Steingau-Quartier
Steingauareal: Das Vorzeigequartier lebt

Stadtentwicklung  Mit dem Steingauquartier geht die Stadt Kirchheim neue Wege: Das Quartier selbst soll die gesamte Gesellschaft spiegeln, die einzelne Straße ist das Wohnzimmer der Nachbarschaft, die Gebäude tragen das Gesicht ihrer Bewohner. Von Irene Strifler

Aus dem Café strömt Kuchenduft, einen Steinwurf weiter dringt das Geräusch eines Bohrers aus den Räumen einer Zahnarztpraxis, ältere Herrschaften mit Rollator steuern durchs Viertel, Mütter beugen sich über Kinderwägen, Geschäftsleute hasten mit Aktentaschen durch die Gassen . . . Das Steingauquartier lebt. Gerade mal vier Jahre ist es her, dass

 

Manchmal waren acht Kräne gleichzeitig im Einsatz.
Planer Gernot Pohl erinnert sich an die
komplizierte Baustellenlogistik im Steingauviertel.
 

die Bagger anrollten, um die ersten Tiefgaragen und Keller anzulegen. Doch jetzt schon bewährt sich in der Praxis, was sich die Planer von dem zentral gelegenen Areal auf der einstigen Gewerbebrache erhofften: Handel und Gewerbe sollten dort ebenso vertreten sein wie Bewohnerinnen und Bewohner aus allen Generationen und möglichst auch verschiedener Einkommensklassen. Eine Stadt in der Stadt eben.

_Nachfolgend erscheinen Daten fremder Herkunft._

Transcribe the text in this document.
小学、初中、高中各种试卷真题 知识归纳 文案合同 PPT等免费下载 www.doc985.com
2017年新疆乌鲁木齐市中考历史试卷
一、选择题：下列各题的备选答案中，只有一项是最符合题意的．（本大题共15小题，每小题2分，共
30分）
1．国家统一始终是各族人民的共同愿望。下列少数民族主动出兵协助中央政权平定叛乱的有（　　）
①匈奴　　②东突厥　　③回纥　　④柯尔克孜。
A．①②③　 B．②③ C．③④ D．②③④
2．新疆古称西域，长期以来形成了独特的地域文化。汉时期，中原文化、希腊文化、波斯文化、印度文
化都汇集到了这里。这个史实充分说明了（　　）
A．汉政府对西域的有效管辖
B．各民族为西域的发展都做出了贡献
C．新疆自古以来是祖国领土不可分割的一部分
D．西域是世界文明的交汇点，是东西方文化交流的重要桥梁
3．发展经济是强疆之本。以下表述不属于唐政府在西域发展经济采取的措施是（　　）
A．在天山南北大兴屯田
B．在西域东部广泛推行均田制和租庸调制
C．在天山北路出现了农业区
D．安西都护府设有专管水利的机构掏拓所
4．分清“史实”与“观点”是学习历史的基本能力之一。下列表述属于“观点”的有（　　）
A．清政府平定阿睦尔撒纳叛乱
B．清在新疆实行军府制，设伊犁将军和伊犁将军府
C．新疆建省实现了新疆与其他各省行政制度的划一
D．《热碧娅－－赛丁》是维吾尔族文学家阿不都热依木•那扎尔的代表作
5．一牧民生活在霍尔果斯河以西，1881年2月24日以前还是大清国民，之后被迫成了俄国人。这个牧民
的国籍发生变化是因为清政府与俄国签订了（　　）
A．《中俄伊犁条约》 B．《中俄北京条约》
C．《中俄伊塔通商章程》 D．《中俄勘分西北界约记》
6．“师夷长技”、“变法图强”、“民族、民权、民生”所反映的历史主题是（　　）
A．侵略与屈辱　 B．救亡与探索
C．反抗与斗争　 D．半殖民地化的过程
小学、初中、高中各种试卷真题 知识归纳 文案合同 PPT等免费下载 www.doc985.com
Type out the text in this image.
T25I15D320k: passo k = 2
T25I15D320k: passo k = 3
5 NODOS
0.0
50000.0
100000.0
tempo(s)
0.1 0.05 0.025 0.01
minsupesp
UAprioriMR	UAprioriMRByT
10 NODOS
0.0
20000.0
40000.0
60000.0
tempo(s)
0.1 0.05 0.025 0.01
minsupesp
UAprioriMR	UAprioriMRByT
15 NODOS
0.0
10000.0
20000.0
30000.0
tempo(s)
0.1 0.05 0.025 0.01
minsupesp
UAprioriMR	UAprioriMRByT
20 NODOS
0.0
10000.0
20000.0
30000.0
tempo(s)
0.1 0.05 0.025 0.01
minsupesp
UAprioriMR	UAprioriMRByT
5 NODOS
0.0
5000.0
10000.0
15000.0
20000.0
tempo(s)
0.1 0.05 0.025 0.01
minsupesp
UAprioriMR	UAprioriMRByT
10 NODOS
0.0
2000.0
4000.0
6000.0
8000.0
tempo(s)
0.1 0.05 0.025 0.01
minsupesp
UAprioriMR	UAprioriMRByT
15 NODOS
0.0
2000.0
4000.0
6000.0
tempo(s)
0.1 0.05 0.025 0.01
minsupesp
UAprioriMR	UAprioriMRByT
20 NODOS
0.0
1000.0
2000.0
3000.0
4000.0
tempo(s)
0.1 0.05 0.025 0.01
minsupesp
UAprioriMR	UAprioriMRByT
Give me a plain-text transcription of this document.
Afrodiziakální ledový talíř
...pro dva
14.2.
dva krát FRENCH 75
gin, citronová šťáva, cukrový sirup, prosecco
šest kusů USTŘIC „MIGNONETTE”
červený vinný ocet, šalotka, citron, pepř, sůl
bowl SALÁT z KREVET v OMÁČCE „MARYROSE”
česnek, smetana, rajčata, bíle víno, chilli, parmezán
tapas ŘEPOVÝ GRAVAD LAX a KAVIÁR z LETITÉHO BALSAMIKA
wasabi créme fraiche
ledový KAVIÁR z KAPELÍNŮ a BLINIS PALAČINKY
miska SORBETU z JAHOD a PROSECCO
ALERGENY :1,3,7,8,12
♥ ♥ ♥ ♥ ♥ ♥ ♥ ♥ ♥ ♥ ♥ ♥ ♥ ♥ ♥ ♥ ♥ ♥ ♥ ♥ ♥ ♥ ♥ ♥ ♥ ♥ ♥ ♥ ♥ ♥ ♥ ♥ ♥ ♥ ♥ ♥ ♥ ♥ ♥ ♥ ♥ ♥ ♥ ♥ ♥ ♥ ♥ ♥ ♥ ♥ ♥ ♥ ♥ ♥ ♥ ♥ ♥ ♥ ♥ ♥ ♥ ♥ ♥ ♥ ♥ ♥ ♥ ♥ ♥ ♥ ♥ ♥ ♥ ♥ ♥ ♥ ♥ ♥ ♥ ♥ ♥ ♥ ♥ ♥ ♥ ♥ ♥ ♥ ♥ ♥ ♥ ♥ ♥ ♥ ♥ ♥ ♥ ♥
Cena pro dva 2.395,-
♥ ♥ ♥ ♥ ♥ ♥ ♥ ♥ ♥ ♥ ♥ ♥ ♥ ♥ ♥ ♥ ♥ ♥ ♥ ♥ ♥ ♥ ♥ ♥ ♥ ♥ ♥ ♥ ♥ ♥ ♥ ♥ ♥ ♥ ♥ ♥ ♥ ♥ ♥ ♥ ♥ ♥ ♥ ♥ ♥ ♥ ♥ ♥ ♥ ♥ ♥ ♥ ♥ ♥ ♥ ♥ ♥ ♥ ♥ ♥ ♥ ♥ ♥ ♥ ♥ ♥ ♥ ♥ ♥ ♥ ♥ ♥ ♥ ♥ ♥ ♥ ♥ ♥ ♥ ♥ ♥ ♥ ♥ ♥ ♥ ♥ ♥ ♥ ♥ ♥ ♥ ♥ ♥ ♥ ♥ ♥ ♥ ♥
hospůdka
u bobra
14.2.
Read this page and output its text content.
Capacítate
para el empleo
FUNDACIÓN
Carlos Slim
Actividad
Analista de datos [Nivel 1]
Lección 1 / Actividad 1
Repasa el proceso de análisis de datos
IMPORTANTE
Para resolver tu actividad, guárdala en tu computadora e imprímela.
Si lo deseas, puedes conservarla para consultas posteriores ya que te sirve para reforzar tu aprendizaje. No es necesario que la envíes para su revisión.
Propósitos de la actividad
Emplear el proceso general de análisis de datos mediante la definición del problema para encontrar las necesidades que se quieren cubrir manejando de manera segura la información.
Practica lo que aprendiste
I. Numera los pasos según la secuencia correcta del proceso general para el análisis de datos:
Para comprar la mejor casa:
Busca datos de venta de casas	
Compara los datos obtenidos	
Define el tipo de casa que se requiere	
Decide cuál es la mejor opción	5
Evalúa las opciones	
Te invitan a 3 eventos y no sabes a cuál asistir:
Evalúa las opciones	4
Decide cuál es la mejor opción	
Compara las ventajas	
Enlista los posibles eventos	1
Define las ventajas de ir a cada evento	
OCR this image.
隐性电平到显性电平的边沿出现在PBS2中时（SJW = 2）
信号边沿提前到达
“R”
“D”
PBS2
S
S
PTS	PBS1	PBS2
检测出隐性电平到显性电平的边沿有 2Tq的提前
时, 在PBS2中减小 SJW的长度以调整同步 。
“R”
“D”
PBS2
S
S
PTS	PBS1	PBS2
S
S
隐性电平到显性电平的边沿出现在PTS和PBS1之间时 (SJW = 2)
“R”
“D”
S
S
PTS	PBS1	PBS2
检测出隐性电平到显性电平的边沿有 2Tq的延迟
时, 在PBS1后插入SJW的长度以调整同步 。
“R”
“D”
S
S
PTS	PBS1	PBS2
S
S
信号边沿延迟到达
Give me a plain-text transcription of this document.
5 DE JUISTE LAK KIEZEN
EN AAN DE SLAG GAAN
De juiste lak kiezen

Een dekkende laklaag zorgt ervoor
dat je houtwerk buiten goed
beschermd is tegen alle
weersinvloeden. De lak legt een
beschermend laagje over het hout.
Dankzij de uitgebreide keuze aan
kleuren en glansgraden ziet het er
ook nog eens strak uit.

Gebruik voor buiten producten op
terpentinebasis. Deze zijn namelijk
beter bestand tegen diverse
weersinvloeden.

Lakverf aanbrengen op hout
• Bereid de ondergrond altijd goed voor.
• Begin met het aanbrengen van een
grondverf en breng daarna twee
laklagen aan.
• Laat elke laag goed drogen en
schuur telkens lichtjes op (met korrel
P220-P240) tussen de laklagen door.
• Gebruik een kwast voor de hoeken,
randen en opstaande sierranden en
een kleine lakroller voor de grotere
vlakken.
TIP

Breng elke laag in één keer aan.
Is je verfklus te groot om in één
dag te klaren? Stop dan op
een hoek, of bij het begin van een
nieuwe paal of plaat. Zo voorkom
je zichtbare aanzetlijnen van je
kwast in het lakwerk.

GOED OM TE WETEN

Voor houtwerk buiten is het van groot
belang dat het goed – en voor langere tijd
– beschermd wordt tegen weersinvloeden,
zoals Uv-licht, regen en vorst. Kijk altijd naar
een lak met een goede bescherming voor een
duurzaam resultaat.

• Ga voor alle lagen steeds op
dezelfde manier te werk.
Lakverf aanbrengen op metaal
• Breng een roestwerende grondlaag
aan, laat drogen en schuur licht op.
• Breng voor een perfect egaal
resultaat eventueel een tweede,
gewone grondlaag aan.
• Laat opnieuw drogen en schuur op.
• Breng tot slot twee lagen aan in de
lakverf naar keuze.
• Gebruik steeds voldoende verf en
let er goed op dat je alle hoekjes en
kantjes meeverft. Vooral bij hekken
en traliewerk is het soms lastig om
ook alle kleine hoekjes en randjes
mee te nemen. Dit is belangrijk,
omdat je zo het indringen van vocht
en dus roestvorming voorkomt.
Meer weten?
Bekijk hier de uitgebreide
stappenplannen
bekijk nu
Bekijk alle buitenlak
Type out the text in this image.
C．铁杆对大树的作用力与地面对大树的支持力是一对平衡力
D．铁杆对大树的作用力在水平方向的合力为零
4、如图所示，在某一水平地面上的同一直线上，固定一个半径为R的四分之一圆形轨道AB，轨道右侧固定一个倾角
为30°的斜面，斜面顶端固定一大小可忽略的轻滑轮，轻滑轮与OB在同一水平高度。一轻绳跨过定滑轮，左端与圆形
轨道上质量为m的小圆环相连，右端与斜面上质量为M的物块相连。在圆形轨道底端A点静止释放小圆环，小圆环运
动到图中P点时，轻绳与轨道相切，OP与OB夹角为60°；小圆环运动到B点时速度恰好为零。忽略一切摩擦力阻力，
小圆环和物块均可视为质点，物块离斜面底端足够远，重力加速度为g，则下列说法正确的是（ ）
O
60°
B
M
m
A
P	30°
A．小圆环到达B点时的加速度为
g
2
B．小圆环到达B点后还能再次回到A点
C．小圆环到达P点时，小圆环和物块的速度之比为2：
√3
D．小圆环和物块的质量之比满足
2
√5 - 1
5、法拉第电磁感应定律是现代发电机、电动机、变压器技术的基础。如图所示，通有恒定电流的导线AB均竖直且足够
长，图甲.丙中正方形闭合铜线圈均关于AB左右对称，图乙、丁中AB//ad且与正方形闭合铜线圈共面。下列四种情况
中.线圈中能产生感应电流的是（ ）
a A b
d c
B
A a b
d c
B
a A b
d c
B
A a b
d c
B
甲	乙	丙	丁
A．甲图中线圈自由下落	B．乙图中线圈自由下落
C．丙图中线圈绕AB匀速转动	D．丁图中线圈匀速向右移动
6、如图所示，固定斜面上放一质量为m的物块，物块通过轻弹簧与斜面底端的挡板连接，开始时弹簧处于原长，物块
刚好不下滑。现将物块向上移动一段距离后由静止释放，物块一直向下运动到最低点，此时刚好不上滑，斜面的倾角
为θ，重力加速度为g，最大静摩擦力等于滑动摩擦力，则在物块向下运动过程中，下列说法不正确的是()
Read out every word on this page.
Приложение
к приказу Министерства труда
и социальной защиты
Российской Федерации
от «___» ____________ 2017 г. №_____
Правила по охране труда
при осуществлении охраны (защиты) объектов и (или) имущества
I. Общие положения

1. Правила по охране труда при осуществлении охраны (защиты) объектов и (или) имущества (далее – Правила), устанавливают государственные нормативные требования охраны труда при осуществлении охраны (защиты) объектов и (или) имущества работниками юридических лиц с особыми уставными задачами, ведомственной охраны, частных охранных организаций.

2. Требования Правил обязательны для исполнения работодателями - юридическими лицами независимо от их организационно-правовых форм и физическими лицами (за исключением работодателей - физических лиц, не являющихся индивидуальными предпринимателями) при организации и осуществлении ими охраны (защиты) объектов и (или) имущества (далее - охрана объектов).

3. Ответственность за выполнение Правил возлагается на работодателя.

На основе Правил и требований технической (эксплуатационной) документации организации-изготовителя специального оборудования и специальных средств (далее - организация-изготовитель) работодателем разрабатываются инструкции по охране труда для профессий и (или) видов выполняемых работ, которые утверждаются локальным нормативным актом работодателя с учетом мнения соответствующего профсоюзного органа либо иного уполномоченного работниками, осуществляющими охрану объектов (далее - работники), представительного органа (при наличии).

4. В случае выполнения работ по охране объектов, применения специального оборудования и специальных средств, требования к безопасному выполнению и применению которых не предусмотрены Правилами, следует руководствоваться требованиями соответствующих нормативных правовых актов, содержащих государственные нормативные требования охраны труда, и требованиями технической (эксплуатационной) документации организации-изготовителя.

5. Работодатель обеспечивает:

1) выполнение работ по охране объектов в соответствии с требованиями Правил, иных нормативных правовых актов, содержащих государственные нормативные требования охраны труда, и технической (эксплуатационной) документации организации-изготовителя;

Was großstädtisch anmutet, funktioniert auch in Kirchheim. 3,5 Hektar misst die Fläche, auf der die Neubebauung entstanden ist. In 45 Gebäuden entstehen 375 Wohnungen, die von etwa 800 Menschen bewohnt werden. Mehr als zwei Drittel der Gebäude sind bereits von Leben erfüllt. Straßennamen wie etwa „Rosa-Heinzelmann-Straße“ und „Friedrich-Tritschler-Straße“ sind längst nicht nur Postboten ein Begriff.

Dabei war der Weg zum neuen Vorzeigequartier alles andere als einfach. Stadtplaner Gernot Pohl erinnert sich an seinen Dienst­antritt im Jahr 2003: „Die Fläche war damals eine Gewerbebrache.“ Im März 2009 wurde allerdings schon auf dem ehemaligen Kolb-und-Schüle-Gelände nebenan das Nanz-Center eröffnet. Angrenzend sollte Wohnbebauung entstehen, soweit war man sich einig. Gemeinsam mit dem Besitzer, der Firma Nanz, wurde 2010 ein städtebaulicher Wettbewerb durchgeführt, aus dem das Büro KLE als Sieger hervorging.

So weit, so normal. Doch ab da beschritt man im Steingauquartier neue Wege. Der „Urgedanke der europäischen Stadt“, wie Gernot Pohl beschreibt, wurde zum Ideal für das Viertel: Dort sollten Leute siedeln, sich mit dem Ort identifizieren und der Gesellschaft, in der sie bauen und leben, auch etwas zurückgeben wollen. Vorbilder dafür gab’s in Tübingen gleich mehrfach, das berühmteste ist das Französische Viertel.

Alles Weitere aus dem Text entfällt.